Romeu Bairos - Romê das Fürnas
No sotaque micaelense de Romeu Bairos, a âncora de Romê das Fürnas, não se escuta apenas um regionalismo. É o país a esticar os braços às suas identidades territoriais. Ao contrário da costumeira centralista, não são os Açores a voar na SATA, é o arquipélago a falar a sua língua cheia de gente dentro. Bairos, o Sandro G de Rabo de Peixe, não fala apenas por si, é uma voz emissora de contos, personagens e costumes. A mão de B Fachada não é invisível, há uma maneira de costurar a folque reconhecível a milhas de distância mas esta é a história de Romê das Furnas.
Darkside - Nothing
O lado negro nunca precisou da força para transmitir o pensamento. Sempre usou a racionalidade para controlar a tensão até ao momento preciso da explosão silenciosa. A fronteira invisível entre controlo emocional e transcendência física continua a ser a geografia do combo de Nicolas Jaar e Dave Harrington, reforçado pelo baterista Tlacael Esparza, já experimentado dos concertos. Um suplemento de matéria física, mas o corpo dos Darkside continua a ser guiado pela mente.

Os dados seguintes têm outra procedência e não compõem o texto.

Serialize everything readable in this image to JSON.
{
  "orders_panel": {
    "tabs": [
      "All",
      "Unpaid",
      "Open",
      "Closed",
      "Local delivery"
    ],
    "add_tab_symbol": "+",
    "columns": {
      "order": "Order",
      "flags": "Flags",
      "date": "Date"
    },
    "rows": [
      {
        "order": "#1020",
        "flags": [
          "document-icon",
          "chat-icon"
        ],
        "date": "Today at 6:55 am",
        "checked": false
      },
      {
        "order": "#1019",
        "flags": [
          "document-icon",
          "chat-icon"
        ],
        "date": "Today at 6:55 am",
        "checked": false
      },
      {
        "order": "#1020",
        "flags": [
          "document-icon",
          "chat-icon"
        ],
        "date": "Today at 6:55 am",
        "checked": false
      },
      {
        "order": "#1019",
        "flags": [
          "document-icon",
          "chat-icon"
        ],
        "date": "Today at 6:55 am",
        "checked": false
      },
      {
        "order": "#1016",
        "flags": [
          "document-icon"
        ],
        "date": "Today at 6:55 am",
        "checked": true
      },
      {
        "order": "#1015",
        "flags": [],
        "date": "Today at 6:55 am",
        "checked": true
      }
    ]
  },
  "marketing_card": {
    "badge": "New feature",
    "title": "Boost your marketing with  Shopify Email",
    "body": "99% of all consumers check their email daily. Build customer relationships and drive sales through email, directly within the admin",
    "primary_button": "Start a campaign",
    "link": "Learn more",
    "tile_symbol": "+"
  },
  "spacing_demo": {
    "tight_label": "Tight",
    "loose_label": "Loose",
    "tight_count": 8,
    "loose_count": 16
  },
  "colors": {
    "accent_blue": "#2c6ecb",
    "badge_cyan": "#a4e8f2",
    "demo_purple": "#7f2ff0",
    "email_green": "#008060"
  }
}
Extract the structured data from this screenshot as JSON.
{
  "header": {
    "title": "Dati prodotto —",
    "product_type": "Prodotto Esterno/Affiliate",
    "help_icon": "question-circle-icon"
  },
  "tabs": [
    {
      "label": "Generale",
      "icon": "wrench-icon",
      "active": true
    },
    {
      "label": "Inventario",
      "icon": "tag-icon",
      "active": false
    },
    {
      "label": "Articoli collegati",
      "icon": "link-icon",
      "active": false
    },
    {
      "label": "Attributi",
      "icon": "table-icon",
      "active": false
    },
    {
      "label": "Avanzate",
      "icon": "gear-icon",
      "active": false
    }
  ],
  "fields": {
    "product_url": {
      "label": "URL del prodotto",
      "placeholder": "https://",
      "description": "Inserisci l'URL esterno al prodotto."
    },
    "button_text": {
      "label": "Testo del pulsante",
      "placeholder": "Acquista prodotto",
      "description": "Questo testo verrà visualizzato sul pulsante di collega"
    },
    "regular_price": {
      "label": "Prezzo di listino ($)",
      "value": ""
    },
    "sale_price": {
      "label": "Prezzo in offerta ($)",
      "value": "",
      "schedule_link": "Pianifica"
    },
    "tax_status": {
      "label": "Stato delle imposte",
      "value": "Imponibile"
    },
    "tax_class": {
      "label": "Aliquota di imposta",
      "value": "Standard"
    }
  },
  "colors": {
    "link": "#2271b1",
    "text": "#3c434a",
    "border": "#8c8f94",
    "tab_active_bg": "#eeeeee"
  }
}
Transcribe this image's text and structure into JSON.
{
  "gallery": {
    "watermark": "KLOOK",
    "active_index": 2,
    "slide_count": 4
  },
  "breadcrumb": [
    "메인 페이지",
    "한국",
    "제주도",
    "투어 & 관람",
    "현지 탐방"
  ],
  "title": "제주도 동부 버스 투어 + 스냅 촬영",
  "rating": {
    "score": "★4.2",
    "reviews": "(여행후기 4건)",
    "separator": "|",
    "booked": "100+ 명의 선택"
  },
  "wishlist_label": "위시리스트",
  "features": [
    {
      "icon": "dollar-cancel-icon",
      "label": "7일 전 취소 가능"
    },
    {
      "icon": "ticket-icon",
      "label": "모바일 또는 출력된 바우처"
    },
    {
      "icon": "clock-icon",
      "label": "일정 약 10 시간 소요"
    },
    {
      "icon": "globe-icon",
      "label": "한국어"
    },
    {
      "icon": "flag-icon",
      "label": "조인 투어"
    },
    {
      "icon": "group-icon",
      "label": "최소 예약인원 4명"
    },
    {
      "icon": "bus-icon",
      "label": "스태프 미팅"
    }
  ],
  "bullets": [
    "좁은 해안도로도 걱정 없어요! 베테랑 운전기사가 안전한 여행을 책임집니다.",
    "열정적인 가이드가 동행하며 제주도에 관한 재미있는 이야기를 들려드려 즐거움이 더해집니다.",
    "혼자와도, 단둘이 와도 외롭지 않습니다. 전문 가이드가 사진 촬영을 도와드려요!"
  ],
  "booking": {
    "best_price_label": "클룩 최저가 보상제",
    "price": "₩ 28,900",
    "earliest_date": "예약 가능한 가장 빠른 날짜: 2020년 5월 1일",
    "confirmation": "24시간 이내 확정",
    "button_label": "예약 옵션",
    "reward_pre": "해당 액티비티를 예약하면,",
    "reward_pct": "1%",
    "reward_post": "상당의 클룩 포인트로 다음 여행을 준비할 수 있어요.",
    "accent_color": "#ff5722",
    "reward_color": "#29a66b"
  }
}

Mdou Moctar - Tears of Injustice
Nunca precisámos de AI para descodificar o idioma emocional de Mdou Moctar. Sempre foi o que suspeitávamos. Dor, revolta e angústia transmitida por cabos de alto tensão mas enquanto Funeral For Justice, do ano passado, ligava política e riffs por corrente eléctrica, o irmão Tears of Injustice desliga a ficha e devolve as cançōes ao leito acústico. A quebra de energia só acentua o peso e a intenção de Mdou Moctar. Escrever sobre pobreza e exploração colonial para dobrar o cabo da boa esperança com um povo e uma cultura às costas. Se Funeral For Justice era raiva, Tears of Injustice é um muro de lamentaçōes, mas ambos estão unidos pelas cordas da resistência.